Aviva has already sold part of its French business this year, and is conducting a strategic review of its operations in Taiwan. Its core markets include Britain and Canada.
The sale of a 50 percent stake in life insurance and pension joint ventures Unicorp Vida and Caja España Vida, and retail life insurance business Aviva Vida y Pensiones, were all to Santalucía, Aviva said in a statement.
The deal, part of a strategic review of its Spanish operations, was done at an attractive price and was "a strong outcome for Aviva", Chief Executive Mark Wilson said.
"It highlights our absolute focus on allocating capital effectively across the group and further strengthens our capital and liquidity position," he said.

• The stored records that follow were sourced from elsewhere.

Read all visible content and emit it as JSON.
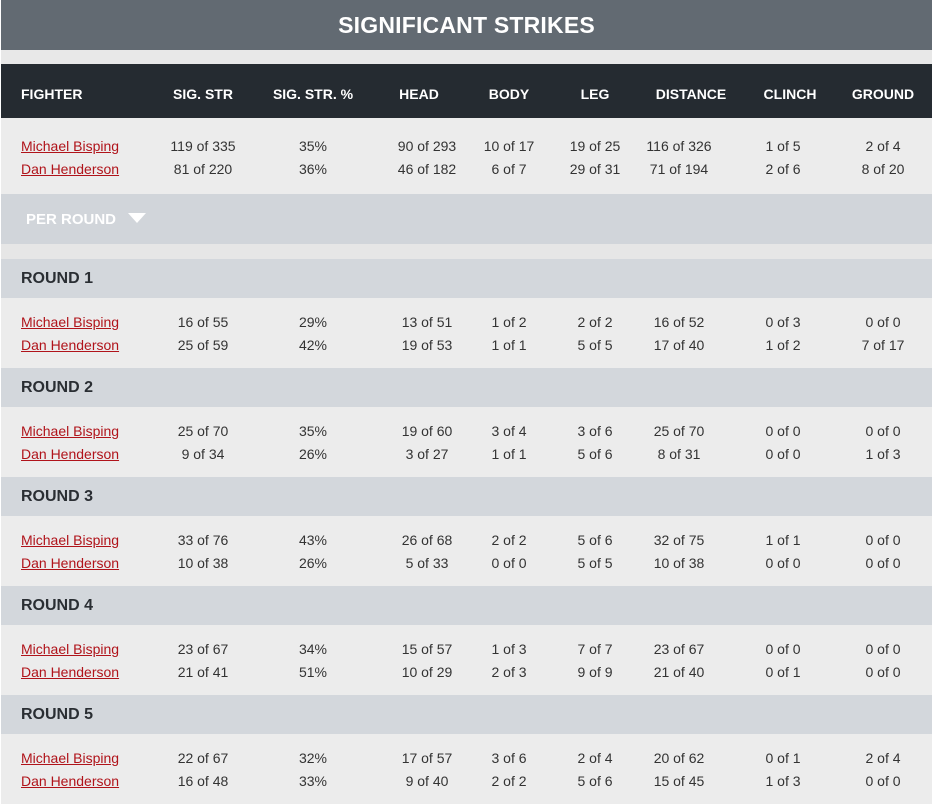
{
  "title": "SIGNIFICANT STRIKES",
  "headers": [
    "FIGHTER",
    "SIG. STR",
    "SIG. STR. %",
    "HEAD",
    "BODY",
    "LEG",
    "DISTANCE",
    "CLINCH",
    "GROUND"
  ],
  "totals": [
    [
      "Michael Bisping",
      "119 of 335",
      "35%",
      "90 of 293",
      "10 of 17",
      "19 of 25",
      "116 of 326",
      "1 of 5",
      "2 of 4"
    ],
    [
      "Dan Henderson",
      "81 of 220",
      "36%",
      "46 of 182",
      "6 of 7",
      "29 of 31",
      "71 of 194",
      "2 of 6",
      "8 of 20"
    ]
  ],
  "per_round_label": "PER ROUND",
  "rounds": [
    {
      "label": "ROUND 1",
      "rows": [
        [
          "Michael Bisping",
          "16 of 55",
          "29%",
          "13 of 51",
          "1 of 2",
          "2 of 2",
          "16 of 52",
          "0 of 3",
          "0 of 0"
        ],
        [
          "Dan Henderson",
          "25 of 59",
          "42%",
          "19 of 53",
          "1 of 1",
          "5 of 5",
          "17 of 40",
          "1 of 2",
          "7 of 17"
        ]
      ]
    },
    {
      "label": "ROUND 2",
      "rows": [
        [
          "Michael Bisping",
          "25 of 70",
          "35%",
          "19 of 60",
          "3 of 4",
          "3 of 6",
          "25 of 70",
          "0 of 0",
          "0 of 0"
        ],
        [
          "Dan Henderson",
          "9 of 34",
          "26%",
          "3 of 27",
          "1 of 1",
          "5 of 6",
          "8 of 31",
          "0 of 0",
          "1 of 3"
        ]
      ]
    },
    {
      "label": "ROUND 3",
      "rows": [
        [
          "Michael Bisping",
          "33 of 76",
          "43%",
          "26 of 68",
          "2 of 2",
          "5 of 6",
          "32 of 75",
          "1 of 1",
          "0 of 0"
        ],
        [
          "Dan Henderson",
          "10 of 38",
          "26%",
          "5 of 33",
          "0 of 0",
          "5 of 5",
          "10 of 38",
          "0 of 0",
          "0 of 0"
        ]
      ]
    },
    {
      "label": "ROUND 4",
      "rows": [
        [
          "Michael Bisping",
          "23 of 67",
          "34%",
          "15 of 57",
          "1 of 3",
          "7 of 7",
          "23 of 67",
          "0 of 0",
          "0 of 0"
        ],
        [
          "Dan Henderson",
          "21 of 41",
          "51%",
          "10 of 29",
          "2 of 3",
          "9 of 9",
          "21 of 40",
          "0 of 1",
          "0 of 0"
        ]
      ]
    },
    {
      "label": "ROUND 5",
      "rows": [
        [
          "Michael Bisping",
          "22 of 67",
          "32%",
          "17 of 57",
          "3 of 6",
          "2 of 4",
          "20 of 62",
          "0 of 1",
          "2 of 4"
        ],
        [
          "Dan Henderson",
          "16 of 48",
          "33%",
          "9 of 40",
          "2 of 2",
          "5 of 6",
          "15 of 45",
          "1 of 3",
          "0 of 0"
        ]
      ]
    }
  ]
}
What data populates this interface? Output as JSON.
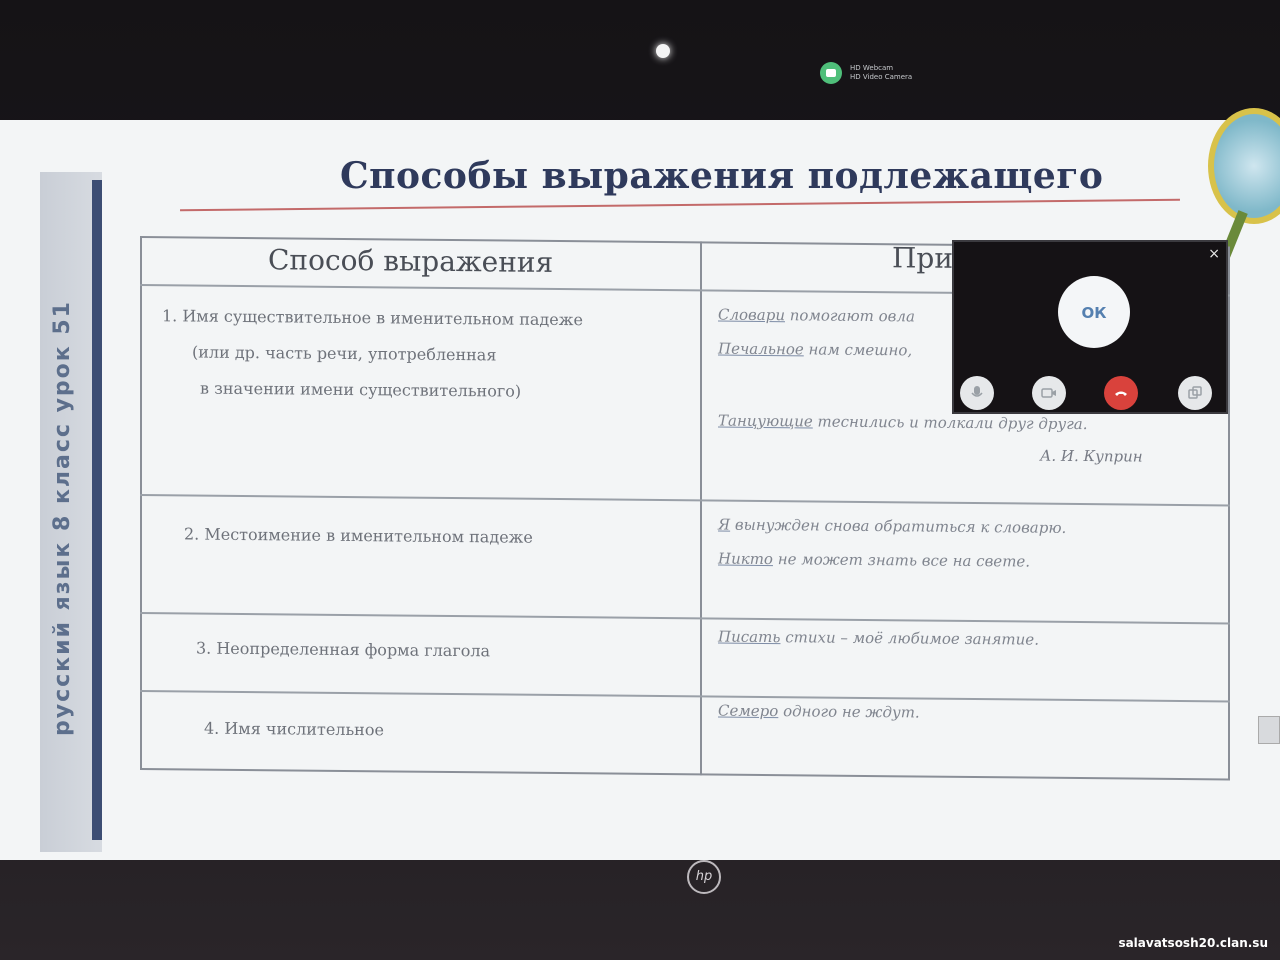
{
  "webcam_notice": {
    "line1": "HD Webcam",
    "line2": "HD Video Camera"
  },
  "slide": {
    "title": "Способы выражения подлежащего",
    "side_label": "русский язык  8 класс  урок 51",
    "table": {
      "header_left": "Способ  выражения",
      "header_right": "При",
      "rows": [
        {
          "left": [
            "1. Имя существительное в именительном падеже",
            "(или др. часть речи, употребленная",
            "в значении имени существительного)"
          ],
          "right": [
            {
              "u": "Словари",
              "rest": " помогают овла"
            },
            {
              "u": "Печальное",
              "rest": " нам смешно, "
            },
            {
              "u": "Танцующие",
              "rest": " теснились и толкали друг друга."
            }
          ],
          "author": "А. И. Куприн"
        },
        {
          "left": [
            "2. Местоимение в именительном падеже"
          ],
          "right": [
            {
              "u": "Я",
              "rest": " вынужден снова обратиться к словарю."
            },
            {
              "u": "Никто",
              "rest": " не может знать все на свете."
            }
          ]
        },
        {
          "left": [
            "3. Неопределенная форма глагола"
          ],
          "right": [
            {
              "u": "Писать",
              "rest": " стихи – моё любимое занятие."
            }
          ]
        },
        {
          "left": [
            "4. Имя числительное"
          ],
          "right": [
            {
              "u": "Семеро",
              "rest": " одного не ждут."
            }
          ]
        }
      ]
    }
  },
  "call_popup": {
    "close": "×",
    "ok_label": "ОК",
    "buttons": [
      "microphone-icon",
      "camera-icon",
      "hang-up-icon",
      "screen-share-icon"
    ],
    "hang_color": "#d9423c"
  },
  "brand": "hp",
  "watermark": "salavatsosh20.clan.su"
}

The deal price was roughly 1.5 times Aviva's share of the 2016 IFRS net asset value of the businesses, and 12 times its share of 2016 earnings after tax, Aviva said. It remains subject to regulatory approvals and should close in the fourth quarter.

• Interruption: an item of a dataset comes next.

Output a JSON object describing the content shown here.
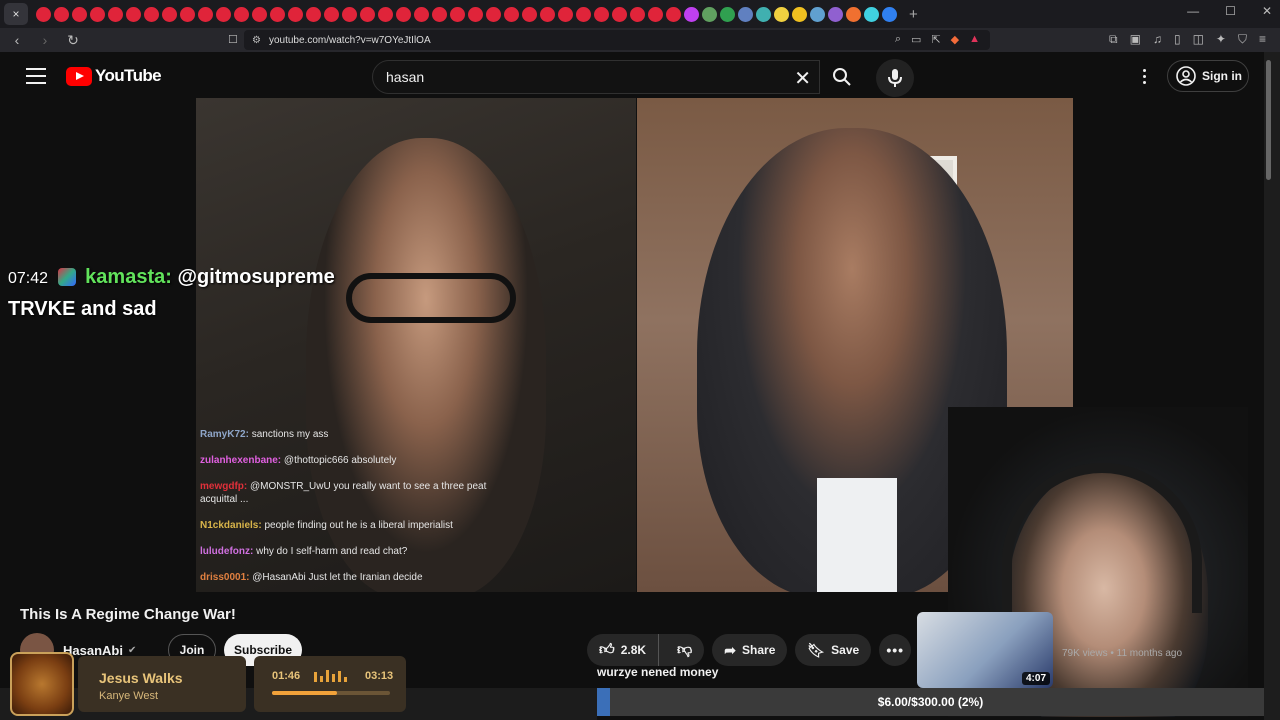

It leaves Aviva's Spanish unit with stakes in life insurance joint ventures with Caja Granada and Cajamurcia, both part of Banco Mare Nostrum, and Pelayo Group.
"Following today's announcement, Aviva is left with a couple of JVs in Spain that make operating earnings of 25 million to 30 million pounds, pre minorities and pretax," JPMorgan analyst Ashik Musaddi said in a note to clients.

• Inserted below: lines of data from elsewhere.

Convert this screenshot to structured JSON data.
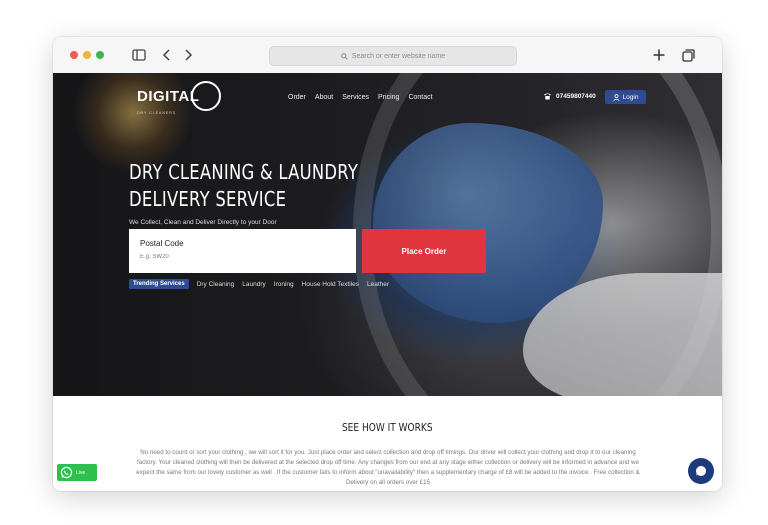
{
  "browser": {
    "url_placeholder": "Search or enter website name",
    "icons": [
      "sidebar-icon",
      "back-icon",
      "forward-icon",
      "search-icon",
      "new-tab-icon",
      "tabs-icon"
    ]
  },
  "site": {
    "logo_text": "DIGITAL",
    "logo_tagline": "DRY CLEANERS",
    "nav": [
      "Order",
      "About",
      "Services",
      "Pricing",
      "Contact"
    ],
    "phone": "07459807440",
    "login_label": "Login"
  },
  "hero": {
    "headline_line1": "DRY CLEANING & LAUNDRY",
    "headline_line2": "DELIVERY SERVICE",
    "subline": "We Collect, Clean and Deliver Directly to your Door",
    "postal_label": "Postal Code",
    "postal_placeholder": "E.g: SW20",
    "place_order_label": "Place Order",
    "trending_label": "Trending Services",
    "trending_items": [
      "Dry Cleaning",
      "Laundry",
      "Ironing",
      "House Hold Textiles",
      "Leather"
    ]
  },
  "how": {
    "title": "SEE HOW IT WORKS",
    "paragraph": "No need to count or sort your clothing , we will sort it for you. Just place order and select collection and drop off timings. Our driver will collect your clothing and drop it to our cleaning factory. Your cleaned clothing will then be delivered at the selected drop off time. Any changes from our end at any stage either collection or delivery will be informed in advance and we expect the same from our lovely customer as well . If the customer fails to inform about \"unavailability\" then a supplementary charge of £8 will be added to the invoice . Free collection & Delivery on all orders over £15"
  },
  "widgets": {
    "whatsapp_label": "Live",
    "colors": {
      "accent_blue": "#2f4c92",
      "order_red": "#e0353d",
      "whatsapp_green": "#2ec04c"
    }
  }
}
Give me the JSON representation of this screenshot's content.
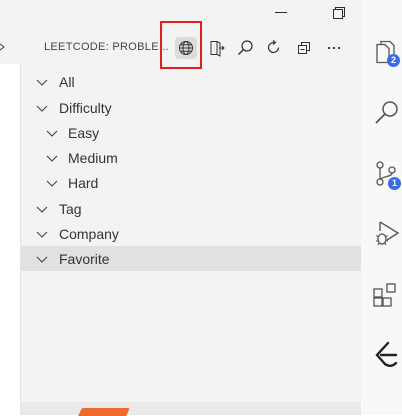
{
  "window": {
    "minimize_icon": "minimize-icon",
    "restore_icon": "restore-icon",
    "close_icon": "close-icon"
  },
  "view": {
    "title": "LEETCODE: PROBLE...",
    "actions": [
      {
        "icon": "globe-icon",
        "active": true
      },
      {
        "icon": "sign-out-icon"
      },
      {
        "icon": "search-icon"
      },
      {
        "icon": "refresh-icon"
      },
      {
        "icon": "collapse-all-icon"
      },
      {
        "icon": "more-icon"
      }
    ]
  },
  "tree": {
    "all": "All",
    "difficulty": "Difficulty",
    "easy": "Easy",
    "medium": "Medium",
    "hard": "Hard",
    "tag": "Tag",
    "company": "Company",
    "favorite": "Favorite"
  },
  "activity_bar": {
    "explorer_badge": "2",
    "scm_badge": "1",
    "badge_color": "#3a6ce6"
  },
  "colors": {
    "highlight": "#e0201e",
    "selected_row": "#e1e1e1"
  }
}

"This, in our view, is in line with market speculation that (the) Spanish businesses could be worth around 700 million euros in total," he added, reaffirming an 'overweight' rating and 536 pence price target.
At 0839 GMT, shares in Aviva were up 0.7 percent at 539.3 pence a share, outperforming a flat FTSE 100 index.
Panmure Gordon analyst Barrie Cornes said in a note to clients the deal should be welcomed by shareholders, flagging a 'buy' rating on the stock and 592 pence price target.
"We believe that a combination of Aviva's self-help programme, current valuation and attractive dividend yield should see the share price rise in the short to medium term."